Shimizu: We heard from many stakeholders, including investors, that they wanted to learn more about our resilience bond, and we also received concrete advice on how to further enhance our investor relations. We also attracted media attention and had opportunities to give interviews. Overall, I felt a very high level of expectation and interest in the TOKYO Resilience Bond.
Going forward, how should Tokyo work with the world’s financial hubs to advance net-zero finance?
Sasagawa: There are two main points. First, we must keep taking action and keep communicating. Japanese government bodies tend to act cautiously and communicate only after all coordination is complete, but the financial world works the other way around. First you communicate, raise awareness, and then make small adjustments if needed.
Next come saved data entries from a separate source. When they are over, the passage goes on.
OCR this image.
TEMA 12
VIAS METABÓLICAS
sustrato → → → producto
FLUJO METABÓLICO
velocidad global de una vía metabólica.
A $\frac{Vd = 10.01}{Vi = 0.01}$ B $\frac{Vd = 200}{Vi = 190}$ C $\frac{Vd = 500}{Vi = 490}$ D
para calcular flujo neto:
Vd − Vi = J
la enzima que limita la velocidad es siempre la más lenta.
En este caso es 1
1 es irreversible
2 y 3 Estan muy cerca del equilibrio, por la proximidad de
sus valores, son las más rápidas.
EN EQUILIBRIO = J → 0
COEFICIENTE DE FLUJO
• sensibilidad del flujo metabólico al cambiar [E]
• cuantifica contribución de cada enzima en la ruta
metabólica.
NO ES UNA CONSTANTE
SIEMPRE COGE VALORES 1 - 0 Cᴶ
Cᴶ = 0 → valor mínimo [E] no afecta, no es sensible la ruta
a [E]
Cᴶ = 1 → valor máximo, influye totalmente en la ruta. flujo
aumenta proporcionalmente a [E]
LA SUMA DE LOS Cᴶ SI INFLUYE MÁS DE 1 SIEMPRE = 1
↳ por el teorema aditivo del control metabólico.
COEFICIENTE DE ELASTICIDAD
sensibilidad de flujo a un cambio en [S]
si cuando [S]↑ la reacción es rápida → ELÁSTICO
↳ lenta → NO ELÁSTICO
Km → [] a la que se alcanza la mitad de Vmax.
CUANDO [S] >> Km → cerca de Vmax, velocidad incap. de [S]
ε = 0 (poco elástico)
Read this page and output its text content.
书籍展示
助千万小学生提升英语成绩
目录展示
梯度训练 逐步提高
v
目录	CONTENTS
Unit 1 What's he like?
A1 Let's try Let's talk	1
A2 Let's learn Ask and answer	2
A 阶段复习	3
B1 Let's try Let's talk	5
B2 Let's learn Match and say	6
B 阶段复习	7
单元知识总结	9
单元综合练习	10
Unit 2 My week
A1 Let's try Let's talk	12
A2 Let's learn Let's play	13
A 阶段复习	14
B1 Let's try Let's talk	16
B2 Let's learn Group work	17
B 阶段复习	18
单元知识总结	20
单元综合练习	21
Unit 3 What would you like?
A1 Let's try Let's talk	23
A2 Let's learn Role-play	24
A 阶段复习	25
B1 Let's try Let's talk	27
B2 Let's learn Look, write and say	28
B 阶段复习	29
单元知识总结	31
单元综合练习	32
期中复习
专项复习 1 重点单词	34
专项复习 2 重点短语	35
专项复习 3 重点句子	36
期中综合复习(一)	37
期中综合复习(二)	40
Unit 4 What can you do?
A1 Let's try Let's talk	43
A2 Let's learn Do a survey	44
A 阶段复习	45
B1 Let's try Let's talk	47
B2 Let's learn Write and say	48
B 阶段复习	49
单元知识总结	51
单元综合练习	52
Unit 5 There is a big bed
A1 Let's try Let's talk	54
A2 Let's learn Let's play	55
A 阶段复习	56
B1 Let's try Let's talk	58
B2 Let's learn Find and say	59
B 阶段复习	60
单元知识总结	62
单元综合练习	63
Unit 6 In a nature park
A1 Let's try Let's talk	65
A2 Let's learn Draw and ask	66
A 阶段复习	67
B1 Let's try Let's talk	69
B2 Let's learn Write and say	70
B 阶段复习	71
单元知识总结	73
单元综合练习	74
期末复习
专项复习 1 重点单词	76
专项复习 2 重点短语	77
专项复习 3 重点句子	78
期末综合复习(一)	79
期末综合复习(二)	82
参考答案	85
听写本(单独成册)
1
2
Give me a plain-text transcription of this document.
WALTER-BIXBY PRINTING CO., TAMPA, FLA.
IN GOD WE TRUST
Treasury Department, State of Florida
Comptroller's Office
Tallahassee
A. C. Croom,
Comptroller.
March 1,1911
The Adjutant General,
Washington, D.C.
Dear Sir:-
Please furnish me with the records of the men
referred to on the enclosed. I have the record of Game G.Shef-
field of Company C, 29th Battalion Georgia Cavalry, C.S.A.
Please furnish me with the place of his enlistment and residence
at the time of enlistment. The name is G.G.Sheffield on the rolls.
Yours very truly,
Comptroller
Taking action first and sharing it is crucial. Second, Tokyo must not lose what makes it Tokyo. Safety is important, of course, but so are Japan’s unique strengths such as politeness, diligence, and trust. I believe Tokyo should cooperate with other cities while maintaining those qualities.
Shimizu: The most important thing is to communicate Tokyo’s initiatives effectively to the world. Events like this, hosted by FinCity.Tokyo and the Climate Bonds Initiative, are extremely valuable opportunities to directly present Tokyo’s efforts to international investors and stakeholders and deepen their understanding through dialogue. From the perspective of a bond issuer, our primary goal is fundraising, but that is not all. By issuing resilience bonds, we also aim to communicate Tokyo’s efforts to strengthen resilience to the world and promote investment in the resilience field globally. We want more people to learn about these efforts, realize that they too want to participate, and build that awareness into collaboration. That will deepen understanding of Tokyo’s initiatives and expand resilience investment, which in turn will attract more investors and make Tokyo’s fundraising easier. We want to create that kind of virtuous cycle.